By Denis O’Connor

Wharfedale Naturalists Society

MY brother lives in southwest France in the department of Lot-et-Garonne, in a house looking across a cultivated valley to the small town of Duras. His garden shelters an enviable variety of wildlife, from black redstarts to western whip-snakes, and he occasionally sends me photos of his more exotic finds.

I have often thought it would be a fascinating spot in which to set up a moth trap and indeed it remains the only place where I have seen that harbinger of doom the Death’s Head Hawkmoth. On one occasion he sent me a photo of a Convolvulus Hawkmoth which he had come across in a nearby vineyard.

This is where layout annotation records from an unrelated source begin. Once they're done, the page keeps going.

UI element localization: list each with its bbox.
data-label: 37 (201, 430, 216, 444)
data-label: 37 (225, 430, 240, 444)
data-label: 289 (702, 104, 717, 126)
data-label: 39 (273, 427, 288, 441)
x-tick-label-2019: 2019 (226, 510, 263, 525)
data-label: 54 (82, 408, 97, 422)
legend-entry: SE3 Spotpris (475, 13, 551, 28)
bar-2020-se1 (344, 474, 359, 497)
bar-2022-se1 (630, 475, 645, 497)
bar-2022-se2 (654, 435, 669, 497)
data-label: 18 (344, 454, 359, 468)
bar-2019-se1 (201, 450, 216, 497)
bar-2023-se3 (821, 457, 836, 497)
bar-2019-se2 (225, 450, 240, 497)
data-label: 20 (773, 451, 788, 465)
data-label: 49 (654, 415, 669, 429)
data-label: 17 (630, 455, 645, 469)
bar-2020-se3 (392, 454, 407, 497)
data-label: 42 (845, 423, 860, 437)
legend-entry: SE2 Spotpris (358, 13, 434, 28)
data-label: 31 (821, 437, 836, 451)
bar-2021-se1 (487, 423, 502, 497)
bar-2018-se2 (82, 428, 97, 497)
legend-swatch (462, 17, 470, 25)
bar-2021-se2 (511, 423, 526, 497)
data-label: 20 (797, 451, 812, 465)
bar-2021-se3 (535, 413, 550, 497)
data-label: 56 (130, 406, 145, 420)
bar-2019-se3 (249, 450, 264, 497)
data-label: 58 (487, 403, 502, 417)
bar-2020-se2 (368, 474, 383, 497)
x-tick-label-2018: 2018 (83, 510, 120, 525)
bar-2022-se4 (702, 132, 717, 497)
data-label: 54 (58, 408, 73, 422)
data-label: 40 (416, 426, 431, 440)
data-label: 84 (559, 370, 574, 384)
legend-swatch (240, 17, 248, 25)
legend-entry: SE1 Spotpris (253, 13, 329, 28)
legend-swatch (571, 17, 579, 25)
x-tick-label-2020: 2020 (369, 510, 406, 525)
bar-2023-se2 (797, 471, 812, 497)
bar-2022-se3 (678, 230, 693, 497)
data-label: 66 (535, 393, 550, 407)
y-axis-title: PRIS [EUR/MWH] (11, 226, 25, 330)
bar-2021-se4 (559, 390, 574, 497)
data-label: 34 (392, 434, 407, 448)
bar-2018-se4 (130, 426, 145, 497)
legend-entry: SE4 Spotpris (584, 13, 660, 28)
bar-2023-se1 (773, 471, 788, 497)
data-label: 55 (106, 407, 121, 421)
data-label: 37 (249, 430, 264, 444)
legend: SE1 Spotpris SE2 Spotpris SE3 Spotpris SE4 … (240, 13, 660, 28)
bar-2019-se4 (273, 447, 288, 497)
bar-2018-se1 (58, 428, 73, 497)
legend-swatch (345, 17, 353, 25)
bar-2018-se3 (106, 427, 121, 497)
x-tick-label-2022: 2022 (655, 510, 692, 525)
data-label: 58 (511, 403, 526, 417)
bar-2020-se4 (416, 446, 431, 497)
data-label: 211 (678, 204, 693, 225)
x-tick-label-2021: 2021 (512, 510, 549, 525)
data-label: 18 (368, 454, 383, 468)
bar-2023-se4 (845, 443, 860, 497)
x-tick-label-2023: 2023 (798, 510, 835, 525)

His latest photos were also of a moth but not one that was instantly identifiable (photo courtesy of Hugh O’Connor). It bore a superficial resemblance to a hawkmoth and was of equal size to the two just mentioned with a four inch wingspan. To my surprise it was identified in my field guide to British moths as a Surreptitious Palm Borer, a species native to South America where it inhabits open areas with wild palms.

It is thought that it was initially introduced to Europe in the 1990s in palms imported from Argentina which contained eggs or larvae. The eggs are laid on the palm stem and on hatching the larvae bore into the stem and leaves setting up large colonies within the plant. These are not immediately obvious, hence the “surreptitious” part of the name.

Since its introduction it has spread rapidly, attacking species of both native and ornamental palms across southern Europe and is now spreading north.

So far my brother has seen just one pair of moths and has decided that treating his two tall palm trees would be prohibitively expensive so is leaving them to it.

In Britain they have been recorded a number of times, emerging from ornamental palms imported from Spain and Italy. It is a classic example of how pest species are introduced along with exotic plants where there is insufficient regulation.

Yorkshire is unlikely to be affected by palm boring moths but a much more important example of the same phenomenon has involved the arrival of the killer fungus responsible for the potential destruction of our native ash trees, probably brought in with imported trees.

It is surely time for greater control over the importation of native trees propagated elsewhere as well as non-native trees and plants which too often bring with them invisible insect pests, killer fungi and pathogens.